In 1886, he produced his two best-known works, the witty (and mostly irreverent) Carnival of the Animals and the grandest of French symphonies, his Third, the famous “Organ” Symphony which he dedicated to the memory of his friend, Franz Liszt, who had just died.
The Bassoon Sonata is one of three wind sonatas composed in his final year. It is amazing to hear it, once you realize it was written in 1921 and recall how, at the first concert performance of Stravinsky's Rite of Spring a year after its premiere, he famously stalked out of the hall shortly after the music began, complaining about the composer's misuse of the bassoon in its famous opening solo.
When Saint-Saëns was young, he was considered a progressive, championing the more radical styles of Liszt and Berlioz. Born eight years after Beethoven's death, his early career ran parallel with the mature Chopin and Mendelssohn. He was considered “the most German of all French composers” mostly because he often wrote with a sense of counterpoint – writing independent lines that worked melodically as well as harmonically rather than in the standard melody-plus-accompaniment approach – which was considered an academic German technique. When they called him “The French Beethoven,” it was not always meant as a compliment.
|En route to California, 1915|
We often hear about people reaching their old age turning to the past. But if you check with those who remain vitally involved with the present and thinking about their future, what keeps them going is keeping busy, getting involved in some project or other, perhaps volunteering to keep active or doing something they've always enjoyed, that gives them a sense of purpose. Certainly, a composer as successful and productive as Saint-Saëns could have ridden out retirement on a vast collection of well-deserved laurels.
But instead, at 85, Saint-Saëns was planning a series of sonatas for wind instruments. He'd already completed one for oboe and another one for clarinet when, in May, 1921, he began this one for bassoon. Finishing it in June, he'd planned on writing three more, though we don't know exactly what they might've become.

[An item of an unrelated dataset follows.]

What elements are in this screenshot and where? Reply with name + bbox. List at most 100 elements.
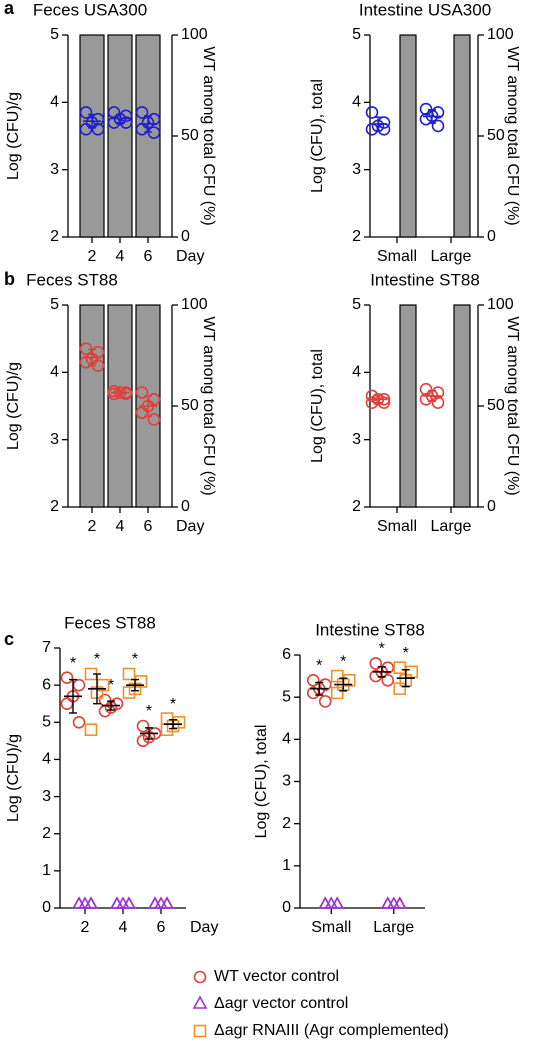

Throughout his life, he was also a fine pianist. He'd already given his "farewell concert" in 1913, but World War I brought him back to perform numerous concerts to raise money for various war-related charities and to help build morale in those very dark times. On November 5th, 1921, less than a month after turning 86, Saint-Saëns gave a recital at Paris' famed Institute for a large invited audience. According to a French musicologist writing a tribute to him in 1922, his playing was as vivid and precise as ever, and that his personal bearing gave no hint of the heart attack that would suddenly end his life a little over a month later.
Saint-Saëns at his best is usually regarded today as a composer of great facility while the music of his last decade is generally overlooked if not dismissed. That, however, is only in the context of what was being written around him. If an old dog cannot be expected to learn new tricks, why should we begrudge a composer in his 80s for waxing nostalgic over the Good Old Days?
Rossini and Sibelius are two famous composers who chose to stop writing at the peak of their careers because the latest trends were becoming so foreign to them, spending their final decades in silence. We often wonder “what if...?”
Saint-Saëns at least kept on going, right to the very end.